Medien und Dystopie

Hernalser Gymnasium Geblergasse (W)
9. Schulstufe
Forschungsprojekt - MEDIENDIDAKTIK PREISTRÄGER 2018

Inhalt

Medienbildung hat ohne Zweifel die Aufgabe, sich kritisch mit den gesellschaftlichen Folgen neuer digitaler Technologien auseinanderzusetzen. Besonders in Zeiten des wachsenden Einflusses der neuen Medien auf Demokratie, Politik und Gesellschaft. Das Projekt „Medien und Dystopie“ zeigt eindrucksvoll, wie das in der Schule gelingen kann. 

Im Zentrum standen didaktisch aufbereitete Themen, darunter u.a. Überwachung, Datenschutz, Big Data oder Medien und Politik. In einmonatigen Forschungsprojekten sammelten die Schülerinnen und Schüler Informationen zu unterschiedlichen Themen, entwickelten kritische Fragestellungen und präsentieren ihre Ergebnisse – entweder durch klassische Vorträge oder durch künstlerisch-kreative Zugänge. Im Zuge des Projekts entstand beispielsweise ein Kurzfilm, der auf Recherchen zum Sozialkredit-System der Volksrepublik China basiert. In der selbst gedrehten, knapp 20-minütigen filmischen Dystopie werden die katastrophalen Folgen staatlicher Repression auf den privaten Alltag der jungen Familie Sheng gezeigt. Hinter der spannenden Story steckt letztlich die Frage, welche Konsequenzen es hat, wenn alles was wir tun – ob im Internet oder auch anderswo – digitale Spuren hinterlässt und überwacht wird. In einem anderen Forschungsprojekt widmet sich ein Schüler dem Roman „1984“ von George Orwell und stellt interessante Querverbindungen zur Gegenwart her.
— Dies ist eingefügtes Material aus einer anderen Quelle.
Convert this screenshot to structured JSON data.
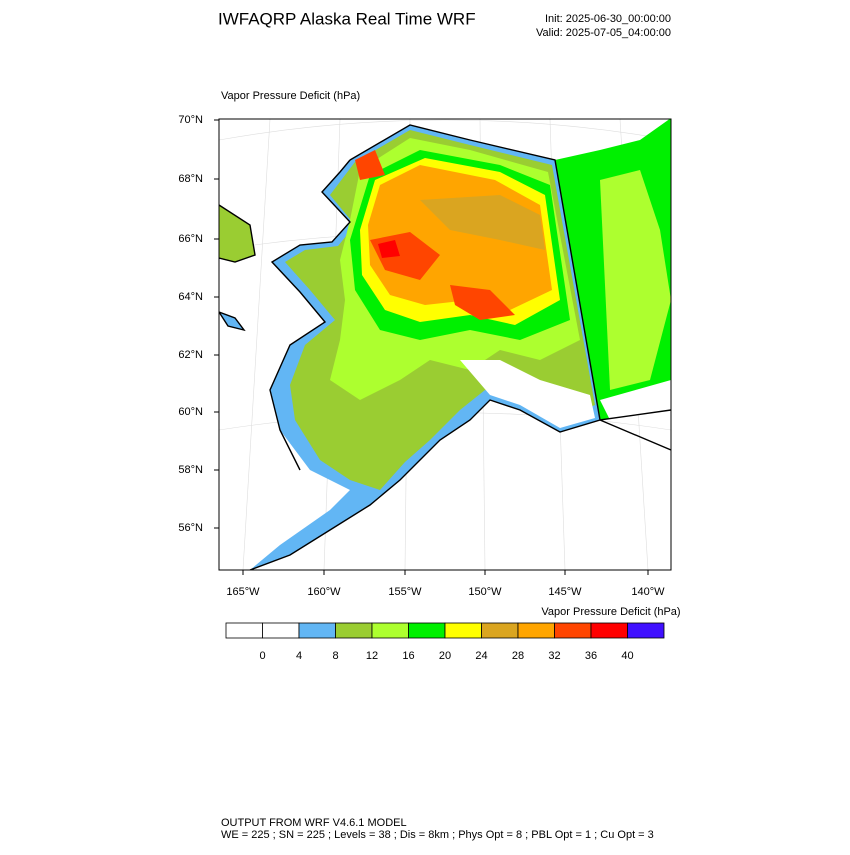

Auszug aus seinem Forschungsbericht: „Damals hat man sich noch davor gefürchtet belauscht zu werden, heute ist das anders. (…) Siri, Alexa und Co. können uns theoretisch immer abhören und eigentlich stört das niemanden wirklich.“

Ein durchdachtes Projekt, das zeigt wie Medienbildung auf aktuelle Herausforderungen reagieren kann und den Schülerinnen und Schülern dabei die Chance gibt ihre eigene (mediale) Erfahrungswelt einzubringen – fechánghao!

Projektleitung: Matthias Leichtfried

Jurybegründung

Der Medienwissenschafter Roberto Simanowski spricht in seinem Buch „Stumme Medien“ von der „Notwendigkeit, die Funktionsweise der sozialen Netzwerke, der neuen Medien und der digitalen Technologien zu verstehen und deren vermutete gesellschaftliche Folgen zu diskutieren.“ Den Bildungsinstitutionen stellt er dabei kein gutes Zeugnis aus und vermutet Fantasielosigkeit und Angst im Umgang mit diesen Themen. Das Projekt „Medien und Dystopie“ des Hernalser Gymnasiums Geblergasse beweist das Gegenteil. In dem didaktisch gut durchdachten Konzept werden mögliche Folgen zukünftiger Entwicklungen von verschiedenen Perspektiven beleuchtet und kontrovers diskutiert. Die Lernenden bringen ihre Perspektiven mit ein und stellen Bezüge zur eigenen Lebensrealität her – ein Indiz dafür, dass die Schülerinnen und Schüler für den Inhalt begeistert werden konnten. Gerade hinsichtlich der Tatsache, dass sich die technologischen Veränderungen besonders auf die kommenden Generationen auswirken werden, ist dies besonders erfreulich. Hier offenbart sich ein mediendidaktischer Zugang, der die Reflexion der Medien in den Mittelpunkt rückt und die essentielle Frage stellt, in welcher Gesellschaft wir in Zukunft leben möchten. Ganz nebenbei werden sowohl Medien- und Nachrichtenkompetenz gefördert, das zeigt sich in der fundierten Recherche und in den finalen Forschungsberichten. Bleibt zu hoffen, dass das Projekt „Medien und Dystopie“ andere zu ähnlichen Projekten animiert.